Why can’t the tech industry have something similar?

From Callenbach’s perspective, such thinking could help the industry break away from the talent development structures and processes that have been in place for years are increasingly becoming outdated in a fast-evolving market.

“Ten years ago, we were talking about the tech shortage then, but we haven’t really changed the way we think about talent in tech,” she said.

And university, long considered largely inadequate in terms of pumping out the sheer volume of local talent needed to fill the widening skills gap, should represent just one way among many into the tech industry.

“My viewpoint is…university is just one pathway,” Callenbach said. “But it’s not keeping pace with how fast things move in the workforce.

“How do we do things differently? I think there’s a real opportunity here; how do we look at tech to reskill and retool as well?”

Callenbach’s stance appears to be backed up by action, with Mantel Group’s talent program being built on human capabilities and attitude, passion and curiosity, not degrees.

“Because those are the qualities that enable people to be successful,” she added.

According to Adam Durbin, co-CEO of CMD Solutions, the university pathway is, in fact, getting better at meeting industry’s needs.
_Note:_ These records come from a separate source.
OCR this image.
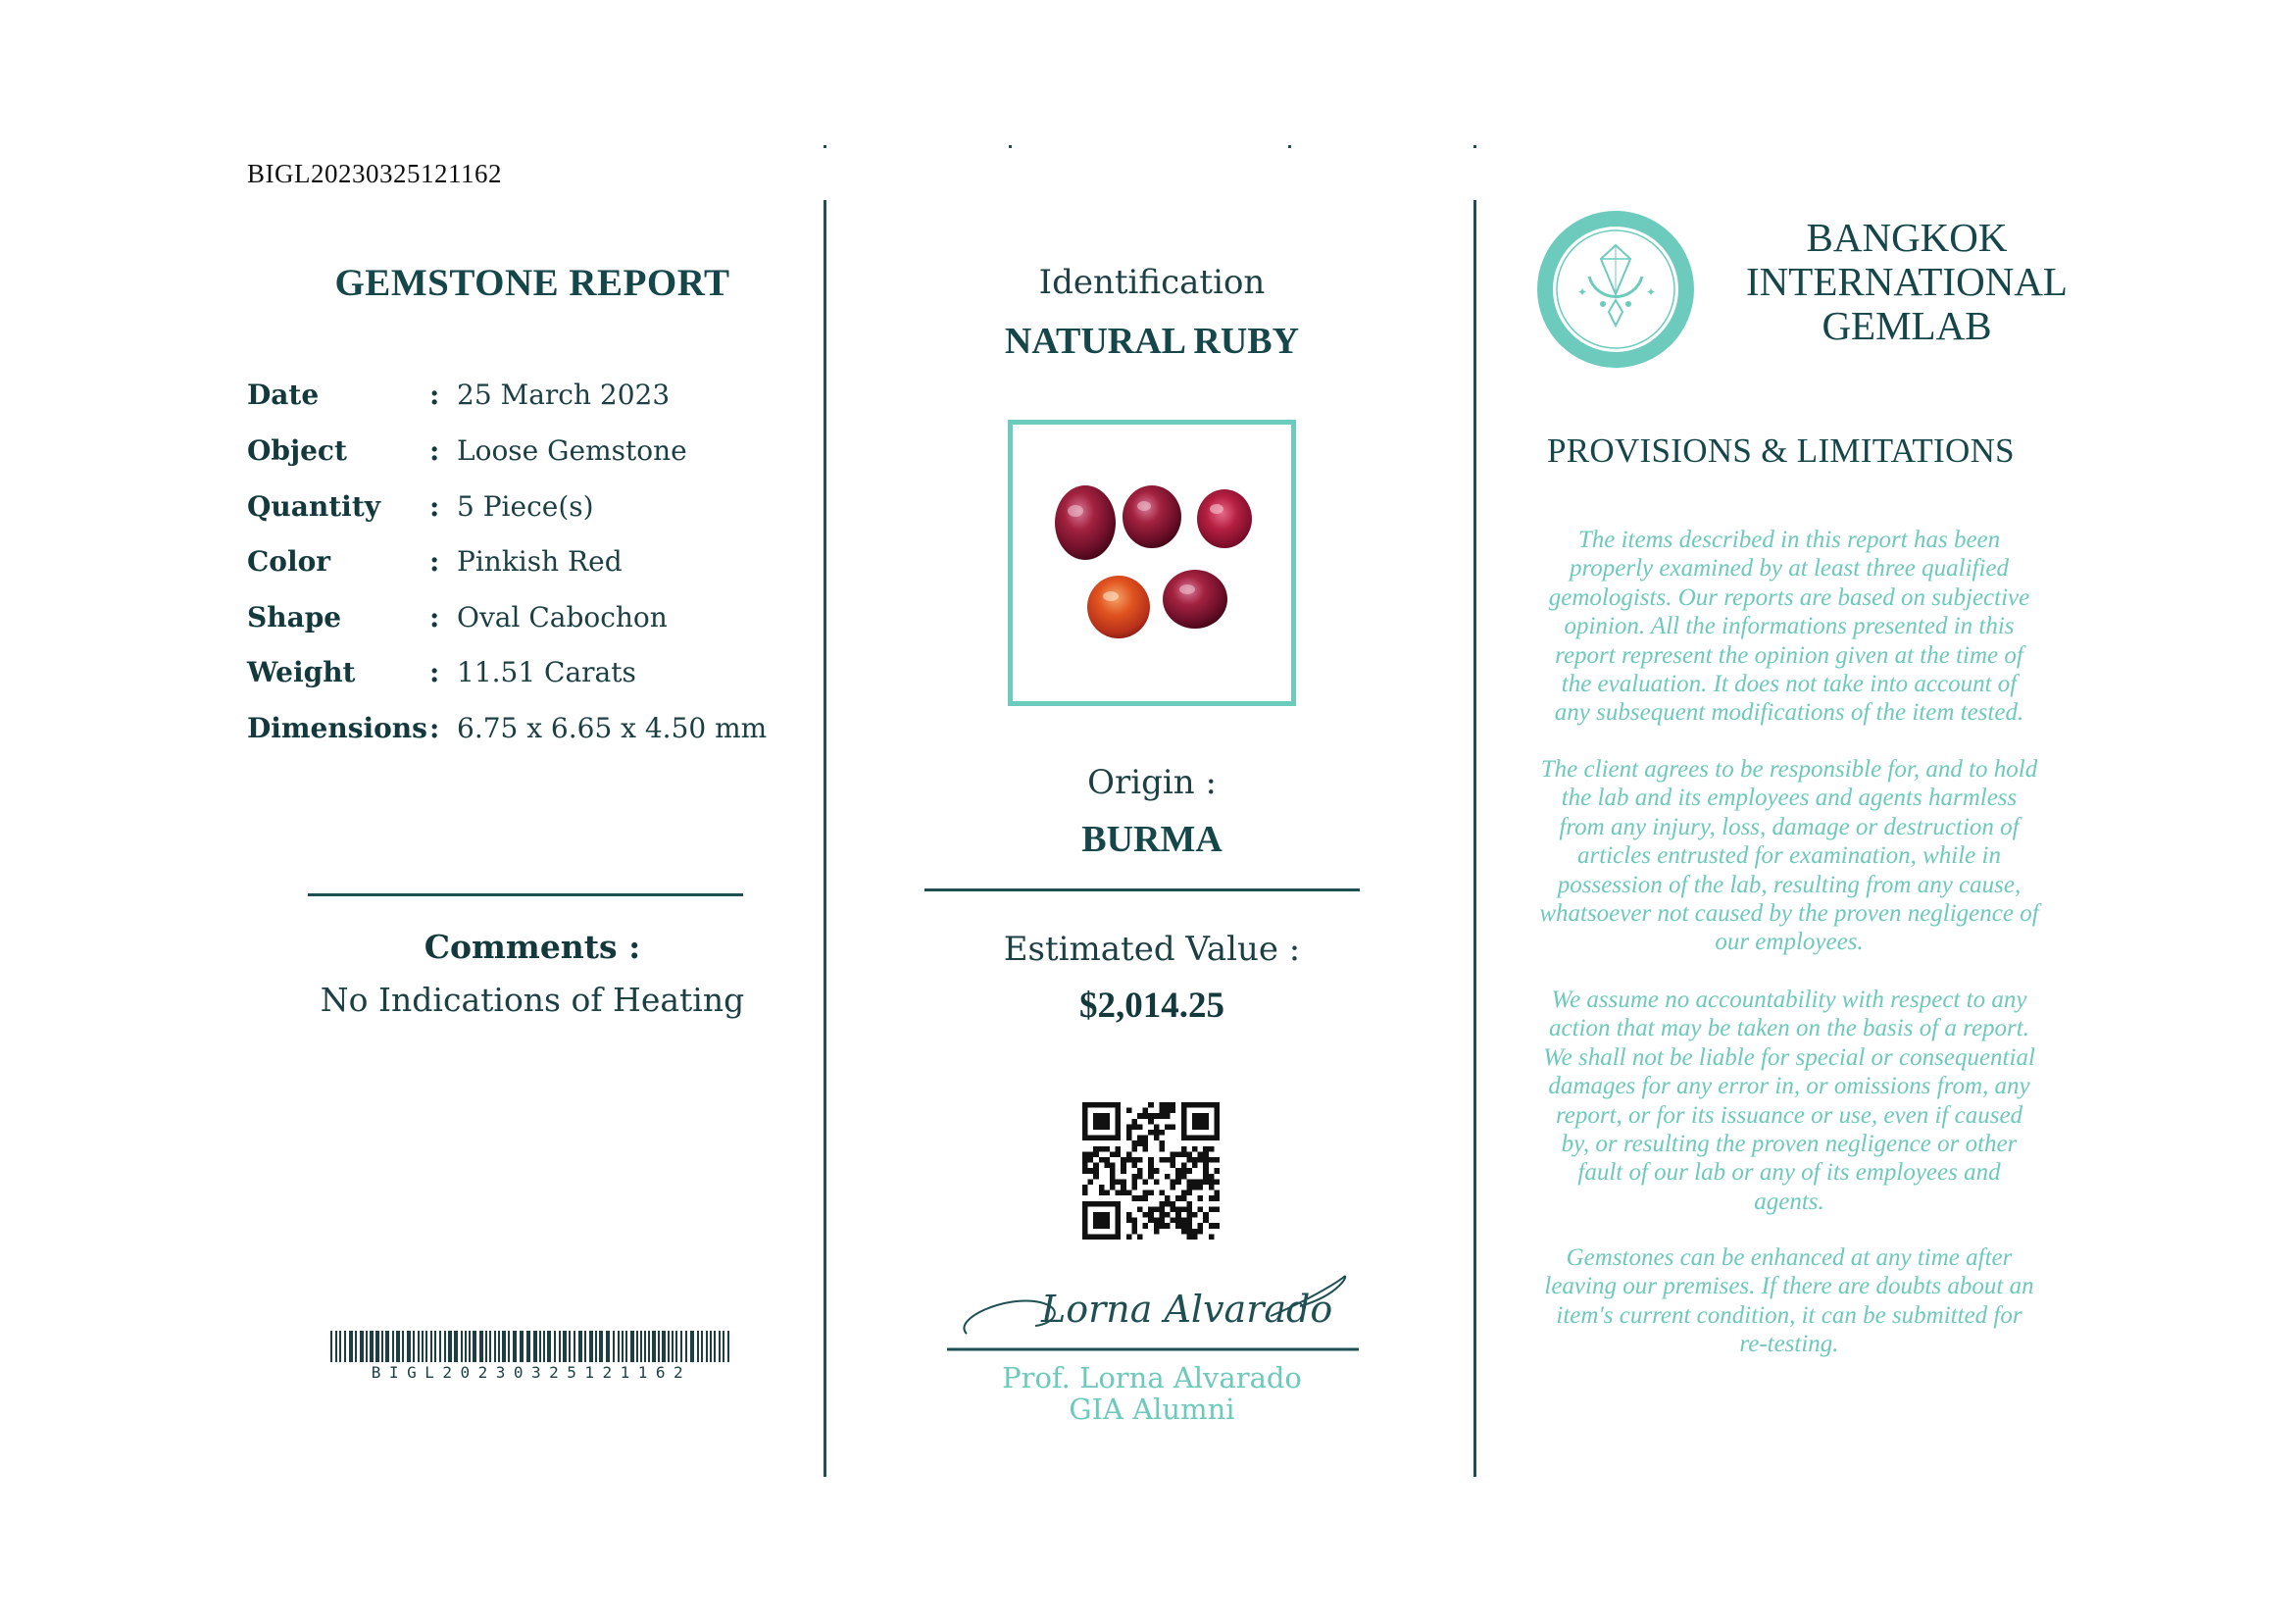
BIGL20230325121162
GEMSTONE REPORT
Date	: 25 March 2023
Object	: Loose Gemstone
Quantity : 5 Piece(s)
Color	: Pinkish Red
Shape	: Oval Cabochon
Weight	: 11.51 Carats
Dimensions : 6.75 x 6.65 x 4.50 mm
Comments :
No Indications of Heating
BIGL20230325121162
Identification
NATURAL RUBY
Origin :
BURMA
Estimated Value :
$2,014.25
Lorna Alvarado
Prof. Lorna Alvarado
GIA Alumni
✦	✦
BANGKOK
INTERNATIONAL
GEMLAB
PROVISIONS & LIMITATIONS
The items described in this report has been
properly examined by at least three qualified
gemologists. Our reports are based on subjective
opinion. All the informations presented in this
report represent the opinion given at the time of
the evaluation. It does not take into account of
any subsequent modifications of the item tested.
The client agrees to be responsible for, and to hold
the lab and its employees and agents harmless
from any injury, loss, damage or destruction of
articles entrusted for examination, while in
possession of the lab, resulting from any cause,
whatsoever not caused by the proven negligence of
our employees.
We assume no accountability with respect to any
action that may be taken on the basis of a report.
We shall not be liable for special or consequential
damages for any error in, or omissions from, any
report, or for its issuance or use, even if caused
by, or resulting the proven negligence or other
fault of our lab or any of its employees and
agents.
Gemstones can be enhanced at any time after
leaving our premises. If there are doubts about an
item's current condition, it can be submitted for
re-testing.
But it still needs more updating towards real-world tech.

“It’s the hands-on experience that lacks,” he told ARN, “We hire AWS certified people that don’t have the experience. That’s what our training’s more about. Best practices and the why and how.”

These days, Durbin doesn’t even look at whether a potential candidate went to university. And he is just one of many in the industry today who looks beyond formal qualifications to instead identify real-world skills, capability and, most importantly, future potential.

This more free-range approach to tech recruitment opens the doors to any number of new ways for tech companies to identify, recruit and train new talent in the ongoing effort to narrow and perhaps even close the perennial skills gap in the Australian market.

“It’s a responsibility of the entire industry,” he said. “It’s not just for formal unis to solve the tech gap. If we’re going to solve the tech shortage, everyone has to play a part.”